Le Conseiller des femmes/07/02

PREMIER AGE.
2e Article.
Allaitement.

Dans notre avant dernier numéro, nous avons fait quelques réflexions sur les causes de maladie et de mort des enfans du premier âge, nous reviendrons aujourd’hui sur ce sujet, qui nous semble de la plus haute importance.

En général, les mères ne sont pas assez attentives aux soins à donner à l’allaitement des enfans ; et beaucoup, sur de vains et futiles prétextes, confient à des mains étrangères, le dépôt que la nature commet à leur garde. Nous savons qu’il vaut mieux pour l’enfant né d’une femme délicate et chétive qu’un lait étranger lui soit donné, mais ce cas est rare et lorsqu’il se présente il faut, comme le dit Spurzheim, « Que la nourrice choisie soit bien portante et autant que possible ressemble à la mère par l’âge et par l’époque de la délivrance. Si cette dernière circonstance ne se rencontrait pas avec d’autres bonnes qualités chez une nourrice on pourrait employer quelques moyens artificiels, faire prendre à l’enfant un peu de sirop de rhubarbe et de chicorée pour le faire évacuer. On donnerait aussi à la nourrice, pendant quelque temps, une nourriture légère et moins substantielle, afin de rendre son lait plus clair et moins nutritif.

« Le lait d’une nourrice varie d’après son âge, sa constitution, les alimens qu’elle prend, et d’après sa manière de vivre. Elle doit éviter toutes les substances qui troublent sa digestion, surtout les crudités et les liqueurs fortes. Les affections désagréables de l’ame lui sont également nuisibles, ainsi qu’à l’enfant. Celui-ci se ressent toujours des désagrémens qu’elle éprouve : il est exposé à vomir, à avoir le hoquet ; il l’est aussi aux coliques, à la diarrhée, aux convulsions et à bien d’autres désordres. » Toutes ces causes de perturbation et de trouble dont parle Spurzheim, sont grandes et de nature à faire réfléchir les mères. Comment en effet compteraient-elles sur la régularité de régime de la nourrice, quand elles-mêmes ne savent pas toujours s’y soumettre dans l’intérêt de leur propre enfant ? En général, il est à remarquer que, sauf quelques exceptions, les mères qui allaitent elles-mêmes leurs enfans se soustraissent à une infinité de maladies auxquelles sont exposées celles qui renoncent à la lâche la plus importante de leur vie. En effet, si nous en exceptons le moment des couches, on voit beaucoup moins de femmes mourir du temps de l’allaitement que dans tout autre période de la vie. Leur esprit semble être plus gai, plus uniforme, leur humeur plus agréable et leurs sentimens plus développés. Tandis que celle qui renonce à nourrir son enfant, non-seulement faillit au vœu de la nature, mais s’expose en outre à mille accidens fâcheux. Ainsi la fièvre de lait, les crevasses, les tumeurs glanduleuses, les douleurs aiguës, sont presque toujours la conséquence de l’oubli de ses devoirs.

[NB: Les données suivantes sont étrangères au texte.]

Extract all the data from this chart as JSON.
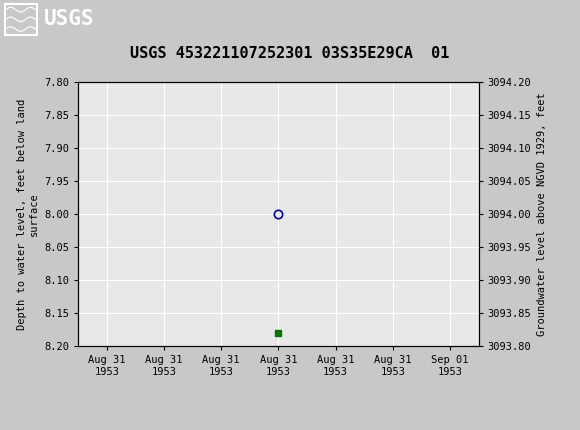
{
  "title": "USGS 453221107252301 03S35E29CA  01",
  "ylabel_left": "Depth to water level, feet below land\nsurface",
  "ylabel_right": "Groundwater level above NGVD 1929, feet",
  "ylim_left": [
    7.8,
    8.2
  ],
  "ylim_right": [
    3094.2,
    3093.8
  ],
  "y_ticks_left": [
    7.8,
    7.85,
    7.9,
    7.95,
    8.0,
    8.05,
    8.1,
    8.15,
    8.2
  ],
  "y_ticks_right": [
    3094.2,
    3094.15,
    3094.1,
    3094.05,
    3094.0,
    3093.95,
    3093.9,
    3093.85,
    3093.8
  ],
  "y_tick_labels_right": [
    "3094.20",
    "3094.15",
    "3094.10",
    "3094.05",
    "3094.00",
    "3093.95",
    "3093.90",
    "3093.85",
    "3093.80"
  ],
  "data_point_x": 3,
  "data_point_depth": 8.0,
  "data_point_color": "#0000bb",
  "approved_x": 3,
  "approved_y": 8.18,
  "approved_color": "#007700",
  "header_bg_color": "#006633",
  "header_text_color": "#ffffff",
  "plot_bg_color": "#e8e8e8",
  "fig_bg_color": "#c8c8c8",
  "grid_color": "#ffffff",
  "font_family": "DejaVu Sans Mono",
  "title_fontsize": 11,
  "tick_label_fontsize": 7.5,
  "axis_label_fontsize": 7.5,
  "legend_fontsize": 8.5,
  "x_tick_labels": [
    "Aug 31\n1953",
    "Aug 31\n1953",
    "Aug 31\n1953",
    "Aug 31\n1953",
    "Aug 31\n1953",
    "Aug 31\n1953",
    "Sep 01\n1953"
  ],
  "x_tick_positions": [
    0,
    1,
    2,
    3,
    4,
    5,
    6
  ],
  "xlim": [
    -0.5,
    6.5
  ]
}
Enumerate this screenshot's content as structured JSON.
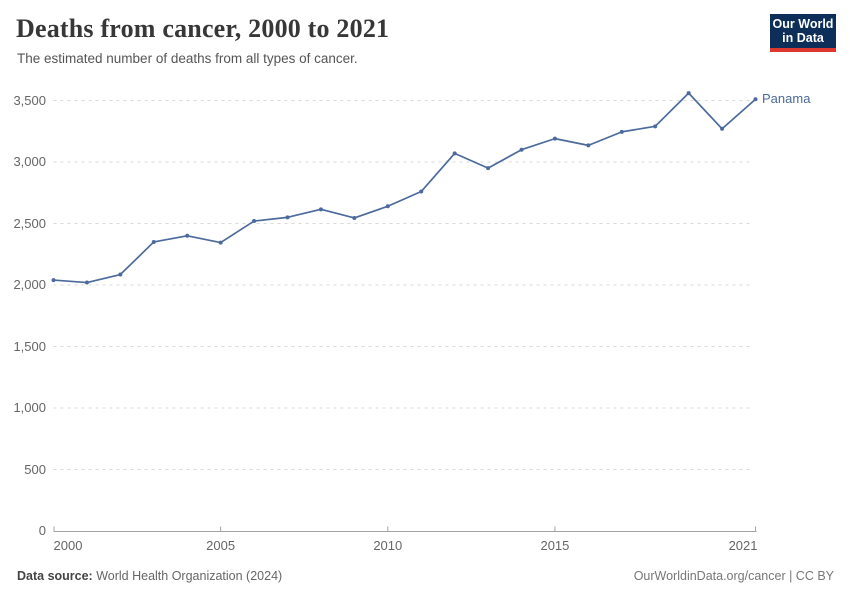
{
  "header": {
    "title": "Deaths from cancer, 2000 to 2021",
    "subtitle": "The estimated number of deaths from all types of cancer.",
    "logo_line1": "Our World",
    "logo_line2": "in Data"
  },
  "footer": {
    "source_label": "Data source:",
    "source_value": " World Health Organization (2024)",
    "credit": "OurWorldinData.org/cancer | CC BY"
  },
  "colors": {
    "line": "#4C6A9C",
    "grid": "#d9d9d9",
    "axis": "#a3a3a3",
    "title": "#373737",
    "tick_text": "#666666",
    "logo_bg": "#0d2e58",
    "logo_underline": "#dc3830"
  },
  "chart_data": {
    "type": "line",
    "title": "Deaths from cancer, 2000 to 2021",
    "subtitle": "The estimated number of deaths from all types of cancer.",
    "xlabel": "",
    "ylabel": "",
    "xlim": [
      2000,
      2021
    ],
    "ylim": [
      0,
      3500
    ],
    "grid": "horizontal-dashed",
    "legend_position": "end-of-line",
    "yticks": [
      0,
      500,
      1000,
      1500,
      2000,
      2500,
      3000,
      3500
    ],
    "ytick_labels": [
      "0",
      "500",
      "1,000",
      "1,500",
      "2,000",
      "2,500",
      "3,000",
      "3,500"
    ],
    "xticks": [
      2000,
      2005,
      2010,
      2015,
      2021
    ],
    "xtick_labels": [
      "2000",
      "2005",
      "2010",
      "2015",
      "2021"
    ],
    "x": [
      2000,
      2001,
      2002,
      2003,
      2004,
      2005,
      2006,
      2007,
      2008,
      2009,
      2010,
      2011,
      2012,
      2013,
      2014,
      2015,
      2016,
      2017,
      2018,
      2019,
      2020,
      2021
    ],
    "series": [
      {
        "name": "Panama",
        "color": "#4C6A9C",
        "values": [
          2040,
          2020,
          2085,
          2350,
          2400,
          2345,
          2520,
          2550,
          2615,
          2545,
          2640,
          2760,
          3070,
          2950,
          3100,
          3190,
          3135,
          3245,
          3290,
          3560,
          3270,
          3510
        ]
      }
    ]
  }
}
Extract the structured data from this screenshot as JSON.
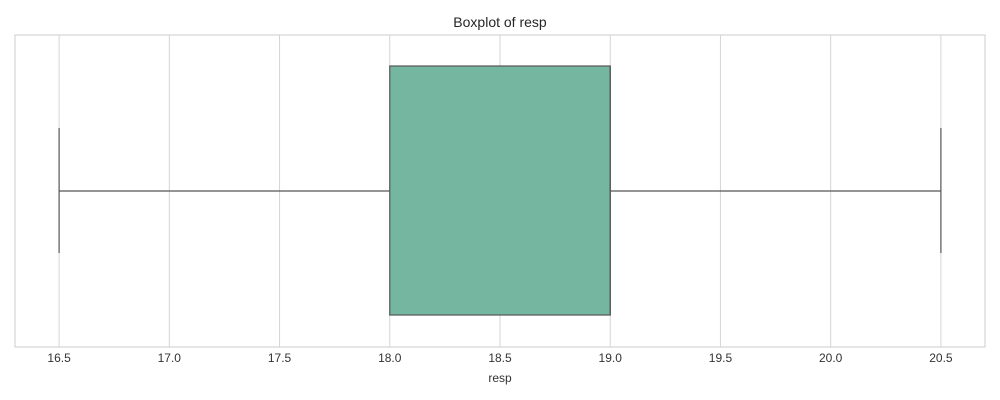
{
  "chart_data": {
    "type": "boxplot",
    "title": "Boxplot of resp",
    "xlabel": "resp",
    "ylabel": "",
    "orientation": "horizontal",
    "xlim": [
      16.3,
      20.7
    ],
    "xticks": [
      16.5,
      17.0,
      17.5,
      18.0,
      18.5,
      19.0,
      19.5,
      20.0,
      20.5
    ],
    "xtick_labels": [
      "16.5",
      "17.0",
      "17.5",
      "18.0",
      "18.5",
      "19.0",
      "19.5",
      "20.0",
      "20.5"
    ],
    "grid": true,
    "box": {
      "whisker_low": 16.5,
      "q1": 18.0,
      "median": 19.0,
      "q3": 19.0,
      "whisker_high": 20.5
    },
    "colors": {
      "box_fill": "#74b6a0",
      "box_edge": "#555555",
      "grid": "#d5d5d5",
      "frame": "#cccccc"
    }
  }
}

Un fait à remarquer, parce qu’il repose mathématiquement sur une démonstration de chiffres, c’est que dans les rangs les plus élevés de la société, l’instinct de la jeune mère se dénature bien plus souvent. Entraînée par l’attrait du plaisir elle craint l’esclavage de l’allaitement et confie à des mains payées un soin que Dieu lui avait réservé. Cependant à celle-là toutes choses sont rendues faciles par les avantages de la fortune, et elle est d’autant plus coupable, que placée à un rang élevé de l’échelle sociale, elle sert de terme de comparaison aux classes inférieures. Or, pourquoi craindrions-nous de le dire, pourquoi craindrions-nous d’exprimer toute la douleur qu’un pareil ordre de chose jette dans nos cœurs ? Notre but est de remédier autant que possible aux imperfections de notre sexe, nous devons donc avoir le courage de l’attaquer de front, lorsqu’il nous semble si gravement compromettre ses intérêts.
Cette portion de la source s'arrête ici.